Gabe crushed Emma to him in a tight hug. “I don’t know what to say. This is…” He shook his head and bent his forehead to hers. “Wow.”

Simon’s heart constricted. He knew they’d been trying on and off for a while now. Even though fear doused him—irrational and immediate—happiness for them both eclipsed it, erupting as a massive grin on his face.

Gabe’s head suddenly jerked around, his gaze clashing with Simon’s. Concern furrowed his brow.

Simon’s stomach somersaulted that his brother would let worry for him diminish his own happiness at a moment like this. Simon shook his head and mouthed, “ I’m good .”

Obvious relief brightened Gabe’s eyes and a slow grin widened his mouth. He spun to the room and yelled, “We’re having a baby!”

Cheers and whistles bounced around the bar and into the dining area that surrounded the parquet dance floor. Simon watched his mother and father come through the crowd from where they’d been talking to friends and wrap Emma in huge hugs, kisses to Gabe’s cheek and slaps on his back taking over.

Simon looked at Eva, her own happiness at what was happening around her obvious. She and Matty had spent more and more time with all of them and it was clear to anyone looking how well she fit into his family; how well she fit him .

Love for all of them threatened to swallow him whole as he stood there watching their lives move forward. Surpassing all of it was love for a particular red-headed bombshell. Nervous fingers went to his jeans pocket and traced the outline of the hollow round shape at the bottom.
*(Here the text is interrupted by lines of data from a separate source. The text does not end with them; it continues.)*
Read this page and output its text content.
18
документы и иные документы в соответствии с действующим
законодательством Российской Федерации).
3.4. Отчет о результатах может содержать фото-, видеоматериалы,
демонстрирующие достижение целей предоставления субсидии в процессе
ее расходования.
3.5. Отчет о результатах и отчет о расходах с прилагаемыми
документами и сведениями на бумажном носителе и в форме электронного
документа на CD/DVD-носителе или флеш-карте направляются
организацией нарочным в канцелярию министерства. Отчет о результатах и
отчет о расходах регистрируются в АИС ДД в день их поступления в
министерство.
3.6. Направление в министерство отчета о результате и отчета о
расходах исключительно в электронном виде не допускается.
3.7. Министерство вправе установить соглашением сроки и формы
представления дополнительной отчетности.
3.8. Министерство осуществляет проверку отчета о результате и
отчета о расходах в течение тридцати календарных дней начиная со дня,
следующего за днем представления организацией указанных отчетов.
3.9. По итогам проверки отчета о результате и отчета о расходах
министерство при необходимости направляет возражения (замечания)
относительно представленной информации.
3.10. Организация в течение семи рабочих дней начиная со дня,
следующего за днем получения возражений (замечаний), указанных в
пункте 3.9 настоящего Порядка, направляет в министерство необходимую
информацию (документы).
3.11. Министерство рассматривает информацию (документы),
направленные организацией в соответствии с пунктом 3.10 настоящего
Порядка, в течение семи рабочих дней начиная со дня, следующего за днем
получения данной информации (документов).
It was still there. Thank goodness.

He just hoped she’d say yes.

Max’s arm went around Simon’s shoulders and Simon looked at his older brother, jabbing him in the ribs with his elbow. Both Max and Gabe knew what he’d planned for today. So many good things had happened in this place over the years since Max had owned it.

“The Cow is back, man.”

Max’s grin expanded, the happy glint in his eyes brightening. “She sure is, Si. She sure is.”